Grève du 5/12 : ces franciliens qui iront travailler en hélicobite

Photographies Alejandro Tuzzi et Pexels pour Pixabay

Courrier Briard a interviewé trois franciliens peu inquiétés par la grève générale du 5 décembre

Ils s’appellent Dylan, Emy et Brandon. Ils travaillent tous les trois dans Paris intra-muros. Pour eux, les galères des transports en commun relèvent du passé. Depuis bientôt cinq ans, ces trois franciliens pratiquent un nouveau moyen de transport. Portaits.

Dylan

Dylan travaille pour une grande société française de services en informatique (ESN) et est actuellement en mission à la Défense. Passionné d’aéronautique depuis son enfance, c’est naturellement qu’il s’est intéressé à la technique de l’hélicoptère phallique. Ses missions chez un grand fabriquant d’hélicoptères franco-européen lui a permis de perfectionner ses connaissances dans le domaine. A 34 ans, il a alors décidé de passer son brevet de pilote d’hélicoptère (PPL(H)). Depuis désormais deux ans, il peut donc se rendre au travail avec son propre moyen de transport.
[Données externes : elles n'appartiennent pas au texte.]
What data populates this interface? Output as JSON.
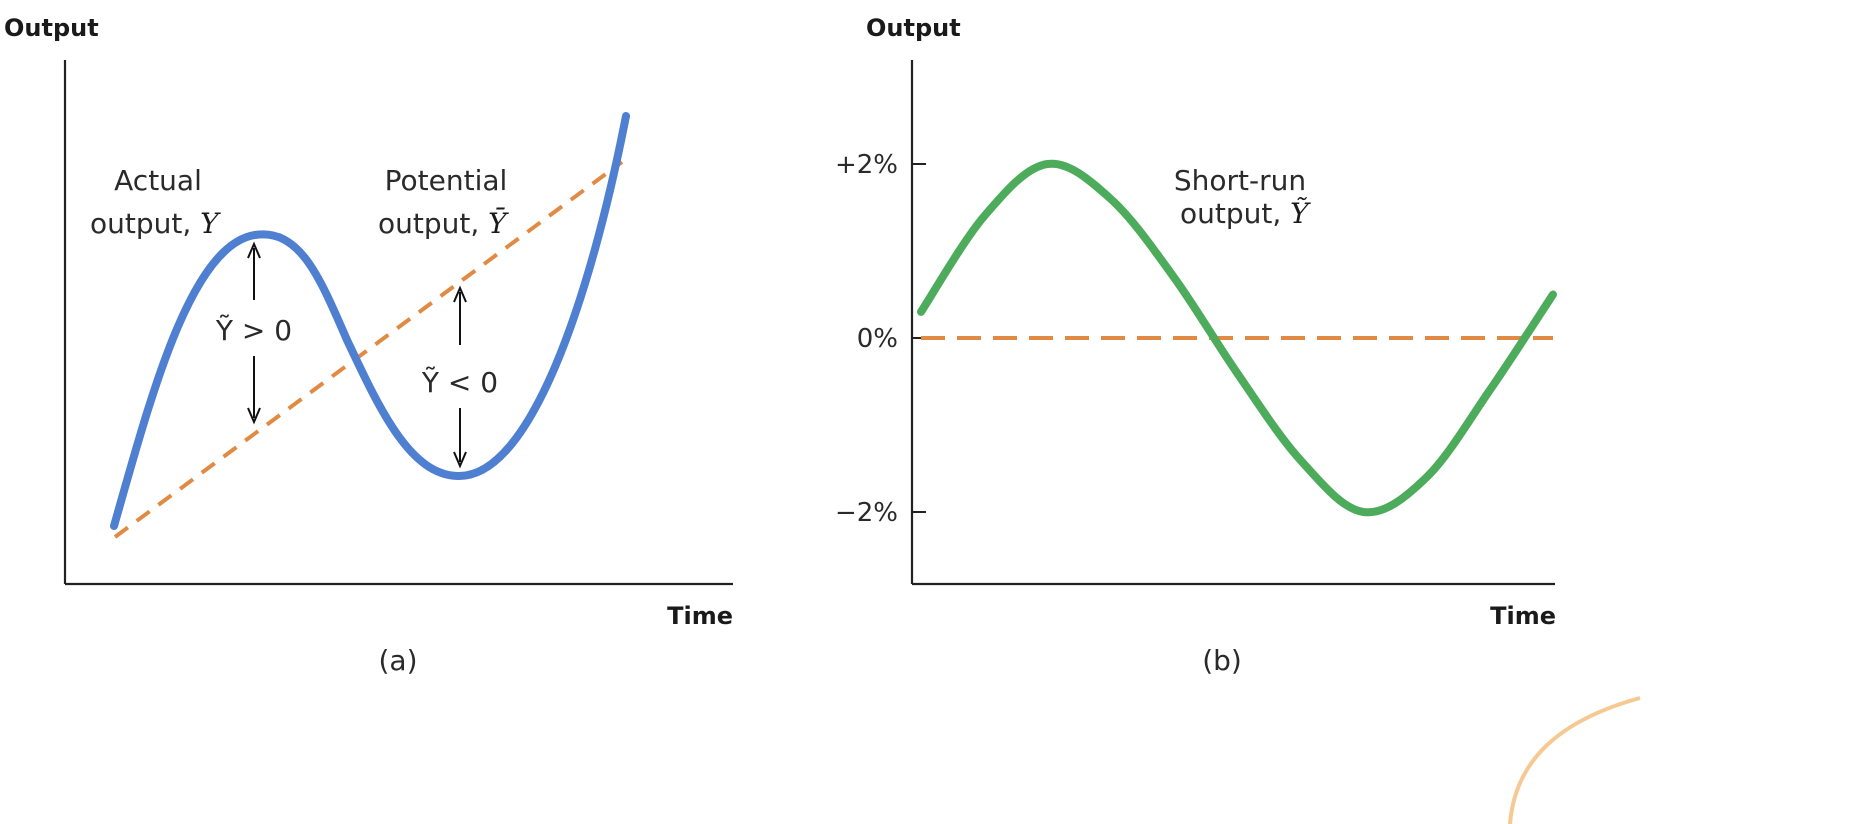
{
  "chart_data": [
    {
      "type": "line",
      "panel_label": "(a)",
      "ylabel": "Output",
      "xlabel": "Time",
      "series": [
        {
          "name": "Actual output, Y",
          "style": "solid",
          "color": "#4f7fd0",
          "label_parts": {
            "text": "Actual",
            "text2": "output, ",
            "symbol": "Y"
          }
        },
        {
          "name": "Potential output, Ȳ",
          "style": "dashed",
          "color": "#e08a44",
          "label_parts": {
            "text": "Potential",
            "text2": "output, ",
            "symbol": "Ȳ"
          }
        }
      ],
      "annotations": [
        {
          "text": "Ỹ > 0",
          "gap": "actual above potential"
        },
        {
          "text": "Ỹ < 0",
          "gap": "actual below potential"
        }
      ]
    },
    {
      "type": "line",
      "panel_label": "(b)",
      "ylabel": "Output",
      "xlabel": "Time",
      "ytick_labels": [
        "+2%",
        "0%",
        "−2%"
      ],
      "yticks": [
        2,
        0,
        -2
      ],
      "ylim": [
        -3,
        4.8
      ],
      "series": [
        {
          "name": "Short-run output, Ỹ",
          "style": "solid",
          "color": "#4dab5c",
          "label_parts": {
            "text": "Short-run",
            "text2": "output, ",
            "symbol": "Ỹ"
          },
          "amplitude": 2,
          "x": [
            0,
            0.5,
            1,
            1.5,
            2,
            2.5,
            3,
            3.5,
            4,
            4.5,
            5
          ],
          "y": [
            0.3,
            1.4,
            2.0,
            1.6,
            0.7,
            -0.4,
            -1.4,
            -2.0,
            -1.6,
            -0.6,
            0.5
          ]
        },
        {
          "name": "Baseline 0%",
          "style": "dashed",
          "color": "#e08a44",
          "x": [
            0,
            5
          ],
          "y": [
            0,
            0
          ]
        }
      ]
    }
  ]
}
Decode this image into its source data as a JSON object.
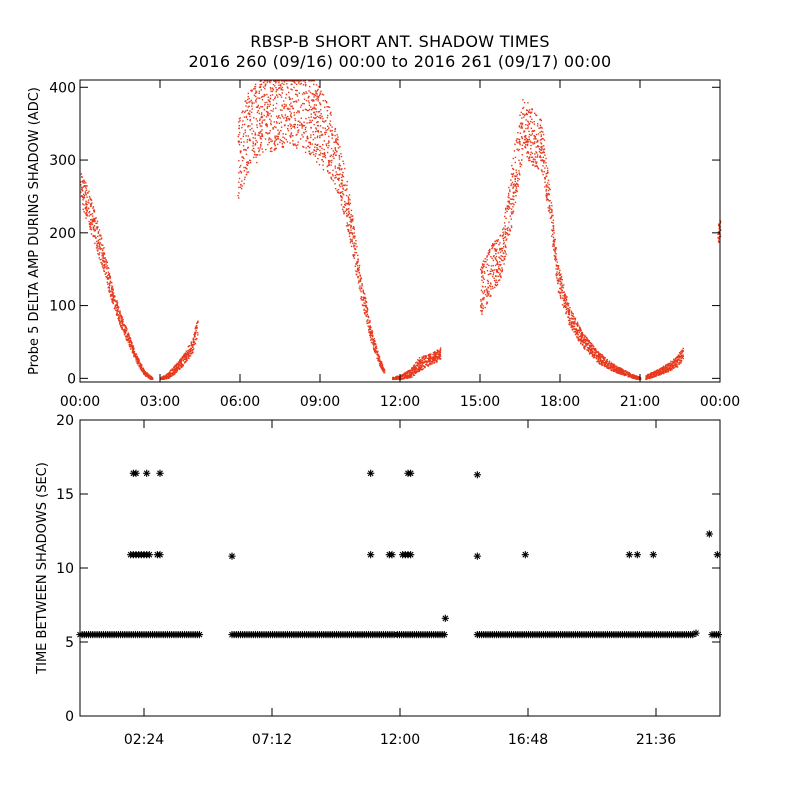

“le 5 décembre, ça sera hélicobite pour moi”

Emy

Pour Emy, c’est le regard des autres qui fut le plus difficile. Déjà fortement jugée par les gens à cause de sa transsexualité, elle l’est à nouveau quand il s’agit de dérouler son moyen de transport sur la voie publique. Commerciale dans une entreprise américaine d’import/export, elle travaille dans le quartier de l’Opéra Garnier. “Pour moi le 5 décembre, ça sera hélicobite” nous explique-t-elle avec entrain.

Brandon

Brandon est médecin urgentiste au CHU de Jussieu. Il nous a avoué avoir été inspiré par un seine-et-marnais après avoir lu un article du Courrier Briard. En effet, un artiste de Moissy-Cramayel avait pratiqué l’hélicobite pour rafraîchir son public en chaleur lors d’une forte canicule (Voir l’article ici). Pour Brandon, ça a été le déclic : après avoir pratiqué la soufflante pendant une canicule, il a découvert qu’il pouvait voler et se déplacer librement avec. Pour lui aussi, le 5 décembre, ça sera hélicobite, ou peut-être télétravail, il hésite encore.

Courrier Briard remercie ces trois franciliens d’avoir répondu à ses questions.